Recent developmental studies indicate that the polar localization of many components of plant cells is established in the embryo and that this polar localization is conserved in the roots and shoots of mature plants. For example, the PIN1 auxin transport protein becomes asymmetrically positioned at the lower (basal) ends of provascular cells early during embryogenesis and stays at the same position in the descended vascular cells of the post-embryonic shoot (basal, basal) or root (basal, apical) (Friml 2003). The underlying mechanisms involved in the establishment and maintenance of cell polarity appear to be independent of tissue or cell type, as manipulations of these mechanisms have similar effects, regardless of the cell type or developmental stage of the plant (Friml 2004).

This polar organization of cells in the main plant axis is recapitulated in the development of post-embryonically initiated organs (aerial organs or lateral roots) where new cell polarities mimic those along the main body axis, as demonstrated by the identical position of morphological and PIN polarity markers in developed organs (Benková 2003). Even when plants respond plastically to external stimuli such as light and gravity, the cellular polarity of the main plant axis is essentially maintained in the reoriented tissues.

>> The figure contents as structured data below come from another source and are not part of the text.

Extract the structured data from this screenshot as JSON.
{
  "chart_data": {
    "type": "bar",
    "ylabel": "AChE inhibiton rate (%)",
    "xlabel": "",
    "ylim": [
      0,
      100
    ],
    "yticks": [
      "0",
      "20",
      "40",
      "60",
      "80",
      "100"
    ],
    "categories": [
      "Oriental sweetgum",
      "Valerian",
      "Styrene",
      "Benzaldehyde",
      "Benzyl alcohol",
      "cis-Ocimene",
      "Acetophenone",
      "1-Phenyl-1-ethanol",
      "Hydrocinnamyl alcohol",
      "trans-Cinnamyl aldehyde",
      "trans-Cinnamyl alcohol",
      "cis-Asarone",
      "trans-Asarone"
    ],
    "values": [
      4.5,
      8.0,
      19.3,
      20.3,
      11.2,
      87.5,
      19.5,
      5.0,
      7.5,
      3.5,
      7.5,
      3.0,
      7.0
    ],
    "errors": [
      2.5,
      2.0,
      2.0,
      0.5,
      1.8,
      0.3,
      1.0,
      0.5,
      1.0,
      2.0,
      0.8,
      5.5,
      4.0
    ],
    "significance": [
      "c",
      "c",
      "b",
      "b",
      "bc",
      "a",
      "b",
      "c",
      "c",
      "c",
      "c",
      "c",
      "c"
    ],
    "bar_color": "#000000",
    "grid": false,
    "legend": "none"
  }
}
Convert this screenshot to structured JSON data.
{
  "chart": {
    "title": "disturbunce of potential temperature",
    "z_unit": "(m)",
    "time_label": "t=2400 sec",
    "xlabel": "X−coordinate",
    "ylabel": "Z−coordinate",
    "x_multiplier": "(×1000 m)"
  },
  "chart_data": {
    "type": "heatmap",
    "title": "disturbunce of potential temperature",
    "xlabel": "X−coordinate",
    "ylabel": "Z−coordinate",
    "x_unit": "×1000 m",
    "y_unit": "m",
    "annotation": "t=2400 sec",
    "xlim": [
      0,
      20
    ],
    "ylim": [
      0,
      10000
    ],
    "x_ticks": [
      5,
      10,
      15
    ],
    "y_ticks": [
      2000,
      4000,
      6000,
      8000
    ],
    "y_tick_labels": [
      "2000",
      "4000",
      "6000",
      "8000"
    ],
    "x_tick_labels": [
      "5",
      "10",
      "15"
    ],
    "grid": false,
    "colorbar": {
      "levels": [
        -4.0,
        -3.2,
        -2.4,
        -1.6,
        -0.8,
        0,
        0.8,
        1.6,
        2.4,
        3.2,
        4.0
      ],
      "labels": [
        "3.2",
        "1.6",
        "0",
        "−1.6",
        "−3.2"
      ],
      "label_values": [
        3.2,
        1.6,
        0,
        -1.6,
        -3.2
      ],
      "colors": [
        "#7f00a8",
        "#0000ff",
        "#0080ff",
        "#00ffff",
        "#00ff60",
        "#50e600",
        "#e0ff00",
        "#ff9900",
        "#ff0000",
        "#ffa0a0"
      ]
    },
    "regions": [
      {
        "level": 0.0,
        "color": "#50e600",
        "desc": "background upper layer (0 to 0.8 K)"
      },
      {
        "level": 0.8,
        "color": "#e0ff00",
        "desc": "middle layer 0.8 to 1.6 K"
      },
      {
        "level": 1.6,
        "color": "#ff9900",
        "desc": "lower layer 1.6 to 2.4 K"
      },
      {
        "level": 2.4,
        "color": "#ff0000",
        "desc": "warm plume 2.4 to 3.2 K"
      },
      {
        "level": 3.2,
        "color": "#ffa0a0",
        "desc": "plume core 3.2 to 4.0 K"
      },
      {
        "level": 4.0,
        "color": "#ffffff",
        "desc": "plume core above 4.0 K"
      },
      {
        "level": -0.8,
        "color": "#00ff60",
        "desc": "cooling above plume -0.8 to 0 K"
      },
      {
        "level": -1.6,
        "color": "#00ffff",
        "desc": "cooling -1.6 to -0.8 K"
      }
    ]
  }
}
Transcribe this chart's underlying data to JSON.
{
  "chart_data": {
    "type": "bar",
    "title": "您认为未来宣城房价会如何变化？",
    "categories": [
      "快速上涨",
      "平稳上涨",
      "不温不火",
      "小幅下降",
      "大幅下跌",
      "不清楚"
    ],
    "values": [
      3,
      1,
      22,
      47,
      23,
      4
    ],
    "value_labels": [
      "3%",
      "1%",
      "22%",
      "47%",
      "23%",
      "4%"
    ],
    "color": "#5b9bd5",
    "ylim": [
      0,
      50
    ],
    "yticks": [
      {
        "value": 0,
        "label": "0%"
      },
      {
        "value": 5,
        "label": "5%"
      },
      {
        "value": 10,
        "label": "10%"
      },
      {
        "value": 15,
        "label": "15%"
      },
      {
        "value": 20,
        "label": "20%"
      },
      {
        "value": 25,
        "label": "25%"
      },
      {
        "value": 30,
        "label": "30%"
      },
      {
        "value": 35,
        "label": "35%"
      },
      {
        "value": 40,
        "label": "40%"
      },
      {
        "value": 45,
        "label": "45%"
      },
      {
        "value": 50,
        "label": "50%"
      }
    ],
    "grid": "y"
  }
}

Use of nomenclature based on zygotic development also corresponds better to the nomenclature used in animal developmental biology and doesn't require continuous specification of the developmental stage and the position of the cell in order to know which cell side is actually intended. However, a drawback of the use of zygotic nomenclature in describing plant roots is that one must know the origin of a particular cell to define its polarity rather than characterizing its polarity in terms of its current position relative to the root apex.

Avoiding Confusion

For descriptions of cell polarity, the zygote-derived convention appears to be more appropriate from a mechanistic point of view. It certainly would make it easier for plant physiology students studying auxin transport if they could equate "apical" with "up" and "basal" with "down," in all cases. On the other hand the classical anatomical nomenclature is very elegant for describing the post-embryonic plant body and is entrenched as a result of its use in anatomical and physiological studies for centuries. The current consensus is that the anatomical terms apex, base, acropetal, basipetal are used to describe physiological experiments in post-embryonic plants, but the zygote-derived, apical-basal body axis is used as a reference for the description of the polarity of individual cells in cell biology. To simplify things, many researchers use the intuitive and neutral terms upper and lower to describe surfaces and boundaries of root cells. In all cases, the system of nomenclature employed should be unambiguously stated when results are reported.

References

Benková, E., Michniewicz, M., Sauer, M., Teichman, T., Seifertova, D., Jurgens, G., and Friml, J. (2003) Local, efflux-dependent auxin gradients as a common module for plant organ formation. Cell 115: 591–602.

Esau, K. (1977) Plant Anatomy, 2nd ed., John Wiley & Sons, Inc., New York.

Friml, J. (2003) Auxin transport: Shaping the plant. Curr. Opin. Plant Biol. 6: 7–12.

Friml, J., Yang, X., Michniewicz, M., Weijers, D., Quint, A., Tietz, O., Benjamins, R., Ouwerkerk, P. B., Ljung, K., Sandberg, G., Hooykaas, P. J., Palme, K., and Offringa, R. (2004) A PINOID-dependent binary switch in apical-basal PIN polar targeting directs auxin efflux. Science 306: 862–865.